You are on the right track. However, PR’s do NOT wear you down. What wears people down is how they program everything else.
I’d say almost every single template I’ve been given to “see if you think this is good” fails because everyone is trying to do everything, every day, every week. So they will do BBB, PR sets, push the Prowler 4 days/week, do BJJ 3 times a week and do 5 different assistance lifts per workout. Also, they do an extra arm day.
There has to be a balance about it. You can do PR sets AND hard conditioning - but guess what needs to lessened a great deal? And guess how you MUST do your conditioning?
You can do PR sets and assistance work, but take a guess on what needs to be eliminated and replaced with other work?
You can do a lot of things but you can’t do a lot of things all at once. But I’d say everyone is trying to do that. And after the next book, no one will have a goddamn excuse for being ignorant about programming. I won’t even entertain other template ideas - these are them, this is what you do - do it. Simple. All conditioning principles, warm-ups, main lifts, supplemental and assistance is covered. All neatly packaged and easy to apply.
I don’t know if this is a generational thing or just part of learning about training. it baffles me though.

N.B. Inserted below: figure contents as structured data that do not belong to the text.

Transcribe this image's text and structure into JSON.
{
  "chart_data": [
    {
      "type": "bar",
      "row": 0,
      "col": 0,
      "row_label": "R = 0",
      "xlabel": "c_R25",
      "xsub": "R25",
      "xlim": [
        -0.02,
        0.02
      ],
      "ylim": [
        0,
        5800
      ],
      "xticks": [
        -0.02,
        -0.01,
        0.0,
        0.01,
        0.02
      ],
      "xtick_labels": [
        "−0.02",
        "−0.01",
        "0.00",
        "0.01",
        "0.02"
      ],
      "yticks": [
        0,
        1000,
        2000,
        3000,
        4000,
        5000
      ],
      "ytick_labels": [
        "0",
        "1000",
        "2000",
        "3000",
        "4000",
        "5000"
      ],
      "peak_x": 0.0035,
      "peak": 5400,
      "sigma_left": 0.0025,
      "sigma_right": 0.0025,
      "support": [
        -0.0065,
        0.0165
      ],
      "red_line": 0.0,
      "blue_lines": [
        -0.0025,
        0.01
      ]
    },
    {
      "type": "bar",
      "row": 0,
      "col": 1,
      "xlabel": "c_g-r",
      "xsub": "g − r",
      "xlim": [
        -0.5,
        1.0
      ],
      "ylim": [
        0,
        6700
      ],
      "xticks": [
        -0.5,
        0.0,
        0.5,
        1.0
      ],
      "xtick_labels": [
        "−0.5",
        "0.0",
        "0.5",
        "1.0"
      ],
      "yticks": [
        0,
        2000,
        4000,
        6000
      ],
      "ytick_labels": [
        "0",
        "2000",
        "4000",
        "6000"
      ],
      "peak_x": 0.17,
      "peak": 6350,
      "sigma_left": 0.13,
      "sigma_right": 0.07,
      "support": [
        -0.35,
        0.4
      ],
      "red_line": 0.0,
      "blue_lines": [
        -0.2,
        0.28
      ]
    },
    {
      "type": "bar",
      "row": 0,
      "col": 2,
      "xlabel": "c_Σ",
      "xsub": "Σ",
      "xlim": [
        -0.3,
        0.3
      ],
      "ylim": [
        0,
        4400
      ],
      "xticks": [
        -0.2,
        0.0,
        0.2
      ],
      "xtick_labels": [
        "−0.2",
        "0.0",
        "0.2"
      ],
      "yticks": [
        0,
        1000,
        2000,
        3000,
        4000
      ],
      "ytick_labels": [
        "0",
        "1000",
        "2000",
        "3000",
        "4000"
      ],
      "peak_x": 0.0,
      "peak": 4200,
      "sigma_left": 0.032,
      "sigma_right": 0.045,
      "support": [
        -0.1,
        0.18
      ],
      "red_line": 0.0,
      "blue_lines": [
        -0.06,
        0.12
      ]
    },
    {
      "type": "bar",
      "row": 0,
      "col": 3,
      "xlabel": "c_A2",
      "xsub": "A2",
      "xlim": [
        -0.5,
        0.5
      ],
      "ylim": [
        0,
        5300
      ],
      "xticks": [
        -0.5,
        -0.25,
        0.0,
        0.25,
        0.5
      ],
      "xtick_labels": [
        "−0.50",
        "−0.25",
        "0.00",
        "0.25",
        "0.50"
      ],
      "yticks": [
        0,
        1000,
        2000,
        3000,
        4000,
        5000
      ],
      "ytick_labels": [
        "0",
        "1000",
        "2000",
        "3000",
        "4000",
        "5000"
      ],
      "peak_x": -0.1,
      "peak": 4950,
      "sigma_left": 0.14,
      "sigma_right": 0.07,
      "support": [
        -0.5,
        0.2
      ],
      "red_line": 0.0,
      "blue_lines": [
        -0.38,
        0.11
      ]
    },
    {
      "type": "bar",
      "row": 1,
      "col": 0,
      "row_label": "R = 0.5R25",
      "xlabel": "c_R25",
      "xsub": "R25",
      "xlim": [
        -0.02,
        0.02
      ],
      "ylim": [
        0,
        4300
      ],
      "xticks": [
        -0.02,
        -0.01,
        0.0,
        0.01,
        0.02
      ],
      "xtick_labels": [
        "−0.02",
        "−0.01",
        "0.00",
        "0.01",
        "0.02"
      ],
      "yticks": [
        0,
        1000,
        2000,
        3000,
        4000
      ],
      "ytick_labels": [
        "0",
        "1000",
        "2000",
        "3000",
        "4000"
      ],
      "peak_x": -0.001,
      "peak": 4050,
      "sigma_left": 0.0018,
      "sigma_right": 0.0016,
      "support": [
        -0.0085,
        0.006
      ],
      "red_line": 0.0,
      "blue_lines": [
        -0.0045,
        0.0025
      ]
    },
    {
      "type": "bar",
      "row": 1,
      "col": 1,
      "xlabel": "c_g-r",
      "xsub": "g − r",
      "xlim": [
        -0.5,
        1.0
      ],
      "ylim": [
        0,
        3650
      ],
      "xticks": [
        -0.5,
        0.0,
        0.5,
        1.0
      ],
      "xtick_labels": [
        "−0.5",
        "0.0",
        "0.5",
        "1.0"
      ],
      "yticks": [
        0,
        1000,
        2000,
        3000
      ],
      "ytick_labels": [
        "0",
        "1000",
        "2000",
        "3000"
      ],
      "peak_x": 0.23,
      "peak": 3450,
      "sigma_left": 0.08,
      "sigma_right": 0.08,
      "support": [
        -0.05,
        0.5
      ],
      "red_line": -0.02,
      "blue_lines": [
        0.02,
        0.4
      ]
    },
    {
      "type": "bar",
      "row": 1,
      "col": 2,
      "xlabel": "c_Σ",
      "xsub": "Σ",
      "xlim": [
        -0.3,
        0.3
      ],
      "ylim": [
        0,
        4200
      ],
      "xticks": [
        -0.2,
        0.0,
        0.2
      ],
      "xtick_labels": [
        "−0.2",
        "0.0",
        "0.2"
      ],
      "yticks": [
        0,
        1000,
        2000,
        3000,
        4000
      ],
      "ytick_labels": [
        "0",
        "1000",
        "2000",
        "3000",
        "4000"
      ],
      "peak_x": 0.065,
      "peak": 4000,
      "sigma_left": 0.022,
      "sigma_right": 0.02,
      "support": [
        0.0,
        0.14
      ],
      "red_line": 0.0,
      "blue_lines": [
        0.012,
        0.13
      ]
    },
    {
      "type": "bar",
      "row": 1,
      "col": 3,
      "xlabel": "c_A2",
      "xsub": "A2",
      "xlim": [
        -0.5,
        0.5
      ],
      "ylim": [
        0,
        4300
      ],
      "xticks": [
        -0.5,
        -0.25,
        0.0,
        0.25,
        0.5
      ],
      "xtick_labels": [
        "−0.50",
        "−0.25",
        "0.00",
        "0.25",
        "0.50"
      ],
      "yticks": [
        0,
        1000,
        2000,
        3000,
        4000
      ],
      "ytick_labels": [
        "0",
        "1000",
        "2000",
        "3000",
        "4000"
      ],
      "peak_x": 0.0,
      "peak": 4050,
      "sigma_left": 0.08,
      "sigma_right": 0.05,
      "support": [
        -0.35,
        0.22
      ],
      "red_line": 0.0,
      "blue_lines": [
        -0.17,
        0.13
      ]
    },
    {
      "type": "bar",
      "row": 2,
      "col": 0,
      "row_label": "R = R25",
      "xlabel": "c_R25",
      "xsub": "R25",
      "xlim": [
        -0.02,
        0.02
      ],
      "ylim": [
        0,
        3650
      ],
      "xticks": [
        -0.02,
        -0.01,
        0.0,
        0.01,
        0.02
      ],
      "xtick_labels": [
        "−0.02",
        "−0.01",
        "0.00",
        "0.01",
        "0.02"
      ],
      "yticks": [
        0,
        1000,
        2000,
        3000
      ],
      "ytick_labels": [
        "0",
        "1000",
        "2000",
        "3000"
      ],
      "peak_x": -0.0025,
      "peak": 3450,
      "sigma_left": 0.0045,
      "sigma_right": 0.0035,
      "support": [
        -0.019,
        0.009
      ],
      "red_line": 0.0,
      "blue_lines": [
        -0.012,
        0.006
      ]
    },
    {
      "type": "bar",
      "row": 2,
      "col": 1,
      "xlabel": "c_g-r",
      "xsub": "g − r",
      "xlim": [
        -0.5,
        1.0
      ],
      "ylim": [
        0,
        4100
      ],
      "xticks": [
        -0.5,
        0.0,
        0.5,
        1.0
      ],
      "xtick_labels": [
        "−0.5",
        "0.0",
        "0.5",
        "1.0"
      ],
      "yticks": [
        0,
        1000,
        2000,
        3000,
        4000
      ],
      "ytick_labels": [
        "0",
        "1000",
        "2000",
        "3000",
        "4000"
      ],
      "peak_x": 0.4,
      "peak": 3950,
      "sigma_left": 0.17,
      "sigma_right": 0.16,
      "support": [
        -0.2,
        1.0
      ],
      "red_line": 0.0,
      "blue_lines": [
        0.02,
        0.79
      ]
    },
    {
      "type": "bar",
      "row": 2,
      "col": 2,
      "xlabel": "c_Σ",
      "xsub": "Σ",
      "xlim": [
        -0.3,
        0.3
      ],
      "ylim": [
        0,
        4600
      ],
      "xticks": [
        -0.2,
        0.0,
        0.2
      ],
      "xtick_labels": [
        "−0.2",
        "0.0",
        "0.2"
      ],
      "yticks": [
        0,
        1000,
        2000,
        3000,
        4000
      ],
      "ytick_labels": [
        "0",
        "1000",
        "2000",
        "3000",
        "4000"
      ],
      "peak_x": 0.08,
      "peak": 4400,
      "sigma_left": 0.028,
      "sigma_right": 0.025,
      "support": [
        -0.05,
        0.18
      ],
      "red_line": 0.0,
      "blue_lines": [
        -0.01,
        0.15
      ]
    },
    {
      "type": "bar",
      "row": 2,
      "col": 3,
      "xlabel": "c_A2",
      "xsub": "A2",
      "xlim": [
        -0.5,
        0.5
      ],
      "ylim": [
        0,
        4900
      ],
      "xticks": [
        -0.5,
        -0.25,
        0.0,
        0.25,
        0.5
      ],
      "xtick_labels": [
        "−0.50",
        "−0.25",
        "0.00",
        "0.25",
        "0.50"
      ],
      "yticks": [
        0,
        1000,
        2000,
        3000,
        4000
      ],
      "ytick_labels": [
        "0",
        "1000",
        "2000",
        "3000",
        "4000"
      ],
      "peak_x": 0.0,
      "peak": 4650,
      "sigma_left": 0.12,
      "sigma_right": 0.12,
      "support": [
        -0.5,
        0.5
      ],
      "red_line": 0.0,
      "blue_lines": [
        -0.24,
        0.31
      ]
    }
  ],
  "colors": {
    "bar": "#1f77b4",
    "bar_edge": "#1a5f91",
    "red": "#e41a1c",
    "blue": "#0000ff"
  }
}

5’s PRO can be BOTH the base program AND a recovery program. It depends on the athlete/lifter and how they program. For example, if one does BBB for 2 cycles, you can do 5’s PRO/5x5 FSL for 3 cycles.
Obviously BBB is not ideal for many lifters, so they might do 5’s PRO/5x5 FSL for 3 cycles and do PR work for 2 cycles.
There are literally people doing FSL AND BBB work in the same training day. I never wrote that, never even alluded to it and there is no way anyone can decipher that from one thing I’ve ever read or wrote.
I thank you for being smart about this. Hopefully this answers your questions.